Once the basic construction was completed, Donna called in her longtime friend, interior decorator Mary Moffat Jones, to help fulfill her vision. They had attended Marshall together and completed their student teaching together, and they have children of the same age.

“Donna wanted the house to be sleek, not cluttered, fresh, with no heavy carving,” Jones says. “I called it ‘continental.’ She had done ‘traditional’ in all her other homes, so she wanted lighter woods in this one.”

They started with a neutral color for all the walls except the den, which is a muted green in tribute to Marshall. Next, they called in Creative Kitchens to install new kitchen cabinetry, granite countertops, a teak-topped island and a stone floor. Jones had an artist finish the large wooden stove hood to look like copper.

The pair made multiple trips to furniture markets in High Point, N.C., where they chose or commissioned every piece of furniture, every rug, every light fixture and every accessory in the home. Like many old homes, no two rooms are the same size or even exactly the same height; therefore each area carpet – woven in Tibet – was custom-designed. It’s the attention to that sort of detail that marks this home as unique: the unusual mirrors, the elegant iron fireplace screens, the hand-rubbed and handcrafted dining room table of swirly French walnut, the hand-lacquered matching sideboard complete with its maker’s inscription to the Wellmans, the corner sink in the powder room that’s tucked under the front staircase, the vintage style claw-foot tub in one bathroom, the Italian light fixtures in the living and family rooms and the now-electrified antique Steinway baby grand piano.

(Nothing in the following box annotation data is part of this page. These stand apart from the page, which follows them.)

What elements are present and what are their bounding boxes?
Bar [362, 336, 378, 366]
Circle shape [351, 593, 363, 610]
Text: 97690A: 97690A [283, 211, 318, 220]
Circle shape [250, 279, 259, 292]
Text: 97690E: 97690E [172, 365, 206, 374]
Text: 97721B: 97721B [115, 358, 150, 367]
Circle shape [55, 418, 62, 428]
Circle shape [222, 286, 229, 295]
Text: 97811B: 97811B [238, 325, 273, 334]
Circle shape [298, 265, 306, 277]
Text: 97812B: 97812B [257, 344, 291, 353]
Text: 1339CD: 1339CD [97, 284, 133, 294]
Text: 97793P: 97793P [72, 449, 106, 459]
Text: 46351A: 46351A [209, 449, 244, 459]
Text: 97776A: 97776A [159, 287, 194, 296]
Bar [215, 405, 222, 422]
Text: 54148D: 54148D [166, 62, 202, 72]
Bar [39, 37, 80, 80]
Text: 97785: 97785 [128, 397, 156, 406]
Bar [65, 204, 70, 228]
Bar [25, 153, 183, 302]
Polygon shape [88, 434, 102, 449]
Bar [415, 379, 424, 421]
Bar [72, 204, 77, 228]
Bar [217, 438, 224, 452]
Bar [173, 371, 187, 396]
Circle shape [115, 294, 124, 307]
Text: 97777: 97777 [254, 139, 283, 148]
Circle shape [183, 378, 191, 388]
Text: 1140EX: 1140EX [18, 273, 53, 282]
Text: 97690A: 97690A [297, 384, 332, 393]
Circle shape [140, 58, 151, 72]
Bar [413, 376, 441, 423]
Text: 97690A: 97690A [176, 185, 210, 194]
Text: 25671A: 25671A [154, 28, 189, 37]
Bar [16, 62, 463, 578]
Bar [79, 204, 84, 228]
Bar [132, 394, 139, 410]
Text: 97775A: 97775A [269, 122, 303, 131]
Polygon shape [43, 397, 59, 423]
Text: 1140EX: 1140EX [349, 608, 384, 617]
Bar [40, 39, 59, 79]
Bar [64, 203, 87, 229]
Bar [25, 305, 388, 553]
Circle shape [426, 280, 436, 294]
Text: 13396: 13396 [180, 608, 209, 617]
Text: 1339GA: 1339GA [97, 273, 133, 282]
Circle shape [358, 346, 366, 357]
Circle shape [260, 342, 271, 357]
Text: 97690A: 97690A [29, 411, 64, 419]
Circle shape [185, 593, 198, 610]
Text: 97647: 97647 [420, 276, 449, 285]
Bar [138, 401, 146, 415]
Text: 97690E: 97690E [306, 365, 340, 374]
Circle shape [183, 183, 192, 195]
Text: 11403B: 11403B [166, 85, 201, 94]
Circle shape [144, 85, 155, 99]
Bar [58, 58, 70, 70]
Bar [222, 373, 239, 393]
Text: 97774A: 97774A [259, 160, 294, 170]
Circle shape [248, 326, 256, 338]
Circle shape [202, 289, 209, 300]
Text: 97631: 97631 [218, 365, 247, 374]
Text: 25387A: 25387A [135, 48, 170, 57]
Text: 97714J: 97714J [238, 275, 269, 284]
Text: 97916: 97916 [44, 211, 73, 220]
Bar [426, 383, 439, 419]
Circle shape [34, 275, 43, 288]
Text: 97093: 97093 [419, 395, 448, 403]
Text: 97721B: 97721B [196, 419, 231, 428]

Donna’s extensive collection of Pilgrim glass crafted by Roberto Morretti is featured prominently throughout the home. Given to her by another longtime friend, Nancy Sellards Wheeler, Donna thought it belonged in her Huntington home. Additional pieces of blown glass purchased on buying trips with Jones complement Donna’s treasured collection. Jones says the contemporary glass chandelier in the dining room mirrors the look of the entire house. “It takes in the leaded glass and the iron work of the staircase and the windows,” she says, “yet these crystals are not traditional crystals; they are very modern. They have no facets, no cuts.”

Even the large collection of paintings has a contemporary feel. Most are impressionist in style, but a few lean toward the abstract, like the cityscape over the living room’s silk sofa.

Even the exterior of the home benefited from the Wellmans’ touch. They widened the driveway, swung the front sidewalk away from North Boulevard toward Seventh Street to provide safer parking for guests, installed French drains to prevent flooding from nearby Four Pole Creek, and removed overgrown bushes to reveal more of the front of the home. Even though it took more than a year to complete, the project was a joy for the Wellmans and Jones to complete.

“When we started working together on this home, it brought back great memories, and we just relived all our times together,” Donna says. “Working with Mary on this project was a wonderful experience.”

And the result is a brand-new showplace on Huntington’s South Side.